Search This Blog

Monday, September 17, 2007

$100K reward offered by al-Qaeda for the murder of a Swedish cartoonist Lars Vilks

Belmont Club asks and answers the question: Why?

Walid Phares asks four questions about the $100K reward offered by al-Qaeda for the murder of a Swedish cartoonist Lars Vilks they deem blasphemous. An extra $50K will be paid Vilks is "slaughtered". Phares asks:

1. Why would al Qaeda Iraq and not another branch offer such a bounty? The Cartoonist is Swedish and the al Qaeda Iraq fights against the US in Iraq. Where is the link here? Many voices in the debate on the War on Terror have been saying that al Qaeda came to Iraq just because the US invaded the country. What about Sweden?

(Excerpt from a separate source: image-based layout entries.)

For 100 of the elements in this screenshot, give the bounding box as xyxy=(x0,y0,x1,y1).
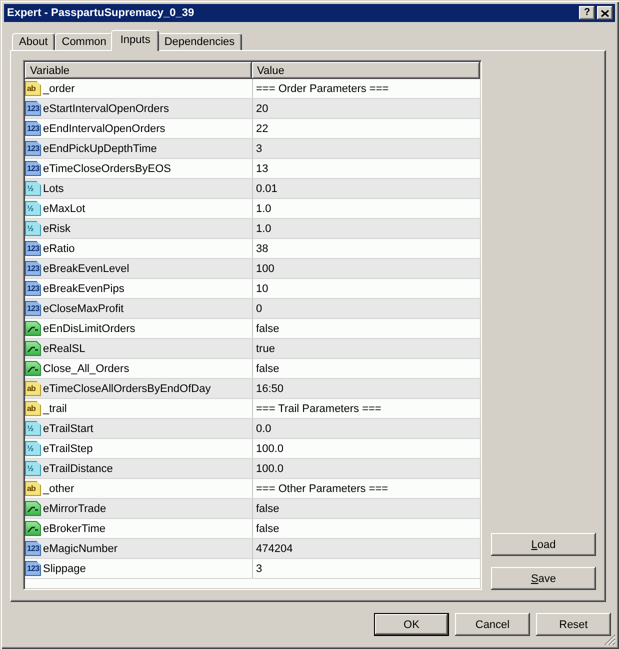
table-row[interactable]: 123 eBreakEvenPips 10 xyxy=(25,279,480,299)
switch-icon xyxy=(25,341,41,356)
value-cell[interactable]: false xyxy=(252,499,480,518)
variable-name: eStartIntervalOpenOrders xyxy=(43,102,169,114)
close-button[interactable] xyxy=(597,6,613,20)
table-row[interactable]: 123 eEndPickUpDepthTime 3 xyxy=(25,139,480,159)
switch-icon xyxy=(25,501,41,516)
variable-name: eBreakEvenPips xyxy=(43,282,124,294)
type-badge: ab xyxy=(25,401,41,416)
switch-icon xyxy=(25,361,41,376)
value-cell[interactable]: false xyxy=(252,319,480,338)
value-cell[interactable]: 20 xyxy=(252,99,480,118)
value-cell[interactable]: 38 xyxy=(252,239,480,258)
type-badge: 123 xyxy=(25,141,41,156)
tab[interactable]: Common xyxy=(54,33,114,50)
variable-name: Lots xyxy=(43,182,64,194)
switch-icon xyxy=(25,321,41,336)
table-row[interactable]: 123 eTimeCloseOrdersByEOS 13 xyxy=(25,159,480,179)
table-row[interactable]: 123 eStartIntervalOpenOrders 20 xyxy=(25,99,480,119)
column-header[interactable]: Value xyxy=(252,62,480,79)
variable-name: eMaxLot xyxy=(43,202,86,214)
value-cell[interactable]: 1.0 xyxy=(252,199,480,218)
table-row[interactable]: ½ eTrailStep 100.0 xyxy=(25,439,480,459)
variable-name: eEndPickUpDepthTime xyxy=(43,142,157,154)
value-cell[interactable]: 22 xyxy=(252,119,480,138)
type-badge: 123 xyxy=(25,281,41,296)
variable-name: eEndIntervalOpenOrders xyxy=(43,122,166,134)
type-badge: 123 xyxy=(25,561,41,576)
value-cell[interactable]: === Order Parameters === xyxy=(252,79,480,98)
tab[interactable]: About xyxy=(12,33,55,50)
value-cell[interactable]: false xyxy=(252,359,480,378)
variable-name: eMagicNumber xyxy=(43,542,118,554)
value-cell[interactable]: 0 xyxy=(252,299,480,318)
side-button[interactable]: Save xyxy=(491,567,596,590)
value-cell[interactable]: 16:50 xyxy=(252,379,480,398)
value-cell[interactable]: true xyxy=(252,339,480,358)
value-cell[interactable]: 3 xyxy=(252,139,480,158)
variable-name: eTrailDistance xyxy=(43,462,113,474)
variable-name: eEnDisLimitOrders xyxy=(43,322,136,334)
table-row[interactable]: Close_All_Orders false xyxy=(25,359,480,379)
value-cell[interactable]: 474204 xyxy=(252,539,480,558)
table-row[interactable]: eBrokerTime false xyxy=(25,519,480,539)
type-badge: ½ xyxy=(25,221,41,236)
variable-name: eRatio xyxy=(43,242,75,254)
type-badge: ½ xyxy=(25,181,41,196)
table-row[interactable]: 123 eCloseMaxProfit 0 xyxy=(25,299,480,319)
value-cell[interactable]: false xyxy=(252,519,480,538)
table-row[interactable]: ½ eTrailDistance 100.0 xyxy=(25,459,480,479)
close-icon xyxy=(601,10,609,16)
help-button[interactable]: ? xyxy=(579,6,595,20)
dialog-button[interactable]: Cancel xyxy=(455,613,530,636)
value-cell[interactable]: 0.0 xyxy=(252,419,480,438)
type-badge: ½ xyxy=(25,201,41,216)
table-row[interactable]: eEnDisLimitOrders false xyxy=(25,319,480,339)
value-cell[interactable]: 100.0 xyxy=(252,439,480,458)
type-badge: 123 xyxy=(25,101,41,116)
column-header[interactable]: Variable xyxy=(25,62,252,79)
table-row[interactable]: ab _order === Order Parameters === xyxy=(25,79,480,99)
table-row[interactable]: 123 eEndIntervalOpenOrders 22 xyxy=(25,119,480,139)
table-row[interactable]: ½ eRisk 1.0 xyxy=(25,219,480,239)
table-row[interactable]: 123 eMagicNumber 474204 xyxy=(25,539,480,559)
table-row[interactable]: ½ Lots 0.01 xyxy=(25,179,480,199)
type-badge: 123 xyxy=(25,261,41,276)
table-row[interactable]: ab _other === Other Parameters === xyxy=(25,479,480,499)
tab[interactable]: Dependencies xyxy=(157,33,242,50)
dialog-button[interactable]: Reset xyxy=(536,613,611,636)
type-badge: ½ xyxy=(25,421,41,436)
table-row[interactable]: ab _trail === Trail Parameters === xyxy=(25,399,480,419)
variable-name: _other xyxy=(43,482,74,494)
variable-name: eBrokerTime xyxy=(43,522,106,534)
tab[interactable]: Inputs xyxy=(111,30,160,51)
side-button[interactable]: Load xyxy=(491,533,596,556)
type-badge: ab xyxy=(25,381,41,396)
table-row[interactable]: 123 Slippage 3 xyxy=(25,559,480,579)
value-cell[interactable]: 1.0 xyxy=(252,219,480,238)
variable-name: Close_All_Orders xyxy=(43,362,130,374)
variable-name: eTimeCloseAllOrdersByEndOfDay xyxy=(43,382,211,394)
type-badge: 123 xyxy=(25,241,41,256)
value-cell[interactable]: 13 xyxy=(252,159,480,178)
value-cell[interactable]: 100.0 xyxy=(252,459,480,478)
variable-name: eTrailStep xyxy=(43,442,93,454)
value-cell[interactable]: === Other Parameters === xyxy=(252,479,480,498)
dialog-button[interactable]: OK xyxy=(374,613,449,636)
table-row[interactable]: eMirrorTrade false xyxy=(25,499,480,519)
table-row[interactable]: ab eTimeCloseAllOrdersByEndOfDay 16:50 xyxy=(25,379,480,399)
table-row[interactable]: ½ eMaxLot 1.0 xyxy=(25,199,480,219)
value-cell[interactable]: 3 xyxy=(252,559,480,578)
table-row[interactable]: eRealSL true xyxy=(25,339,480,359)
value-cell[interactable]: 0.01 xyxy=(252,179,480,198)
table-row[interactable]: 123 eBreakEvenLevel 100 xyxy=(25,259,480,279)
table-row[interactable]: 123 eRatio 38 xyxy=(25,239,480,259)
value-cell[interactable]: 100 xyxy=(252,259,480,278)
variable-name: eCloseMaxProfit xyxy=(43,302,124,314)
table-row[interactable]: ½ eTrailStart 0.0 xyxy=(25,419,480,439)
value-cell[interactable]: === Trail Parameters === xyxy=(252,399,480,418)
value-cell[interactable]: 10 xyxy=(252,279,480,298)
window-title: Expert - PasspartuSupremacy_0_39 xyxy=(6,7,196,19)
variable-name: Slippage xyxy=(43,562,86,574)
type-badge: ab xyxy=(25,81,41,96)
resize-grip-icon[interactable] xyxy=(604,634,616,646)
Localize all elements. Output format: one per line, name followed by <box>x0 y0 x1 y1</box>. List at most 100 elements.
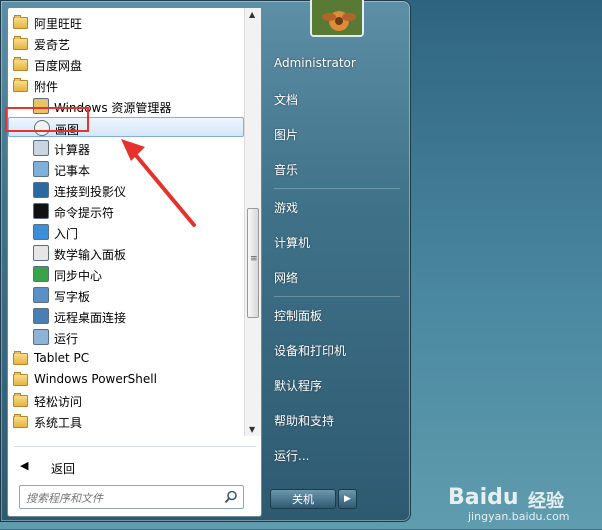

2. Why is al Qaeda-Iraq offering a bounty for the killing of an editor in Scandinavia? Why offering money for Jihad? Well, when a Jihadi group begins to offer financial rewards, it means that the ideological reward isn't enough.

3. Will such a call be heeded in Sweden? Does al Qaeda have cells -dormant or not- that far north? Reports tells us that the Salafists are propagating this ideology across Scandinavia. Very few realized that an assassination of a film maker in Amsterdam was imaginable before Theo Van Gogh was killed.

4. Will al Qaeda or other Jihadists attack Swedish companies or individuals worldwide? In fact orders were given but it depends on whom would consider themselves the "infantry" and actually take action. It will also depend on what the Swedish Government and Multinational Corporations would state in public or do in private. Sweden has had decades of neutrality regarding many challenges in international relations, and its foreign policy wasn't comparable at all to NATO countries in their struggle against Terror. However, this is the greatest litmus test yet to be addressed.

Here are some possible answers:


--------------------------------------------------------------------------------


1. Al Qaeda is trying to stake out a leadership position in the Global Islamist struggle. One of the ways this is typically done is to to take the lead in "hot button" items. Coverage of the Mohammed cartoons ensured a high profile for the issue in much the same way as Salman Rusdie's literary fame did. The planned murder of Vilks is above all an act of propaganda. It's part of a media drama.

2.Offering bounties is a common tactic. Iran offers a certain amount of money to perform specific acts of murder. Planting an IED, shooting a person, etc. It's like a McDonald's menu, with a price opposite every item. There are probably value combos and special deals. The observation that Sweden had nothing to do with the invasion of Iraq is irrelevant. The idea that the Jihad is all about the invasion of Iraq is a demonstrable lie. Iraq did not cause the Jihad. Iraq has nothing to do with the planned murder of Vilks.

3. The call will probably be heeded in Sweden. The immigration, birth and conversion figures are high enough to ensure there will be a sufficient pool of persons available to respond. Considering that the money is comparable to contract for murder rates and murder is not unheard of in the West, why should there be any shortage of takers in Sweden?

4. Swedish companies will probably be threatened. Now that a "grievance" has been manufactured there's a pretext upon which any grifter, genuine Jihadi or generic extortionist can approach any Swedish company and say "we are outraged over the cartoons. Pay us or we'll harm you."

Thinking of al-Qaeda as a religion like Buddhism will take one down the wrong path. It's easier to understand it as a gang, with territories, local bosses, rackets, internal rivalries, and a secret culture which requires you to be "made". Al-Qaeda is in fact linked to gangs. It operates an actual narcotics trade in Afghanistan. It performs contract hits on behalf of clients and subcontracts hits to independent operators. It does everything gangs do and very little that religions, as we know it, undertake. The reason al-Qaeda is poorly understood is that the West insists on misunderstanding it; giving it a dignity far beyond any it would accord itself in candid moments. The contracted Vilks murder is a case in point. It's not about cartoons, blasphemy or piety but about intimidation and dominance. A desert raider will grasp the point immediately. But maybe the West never will.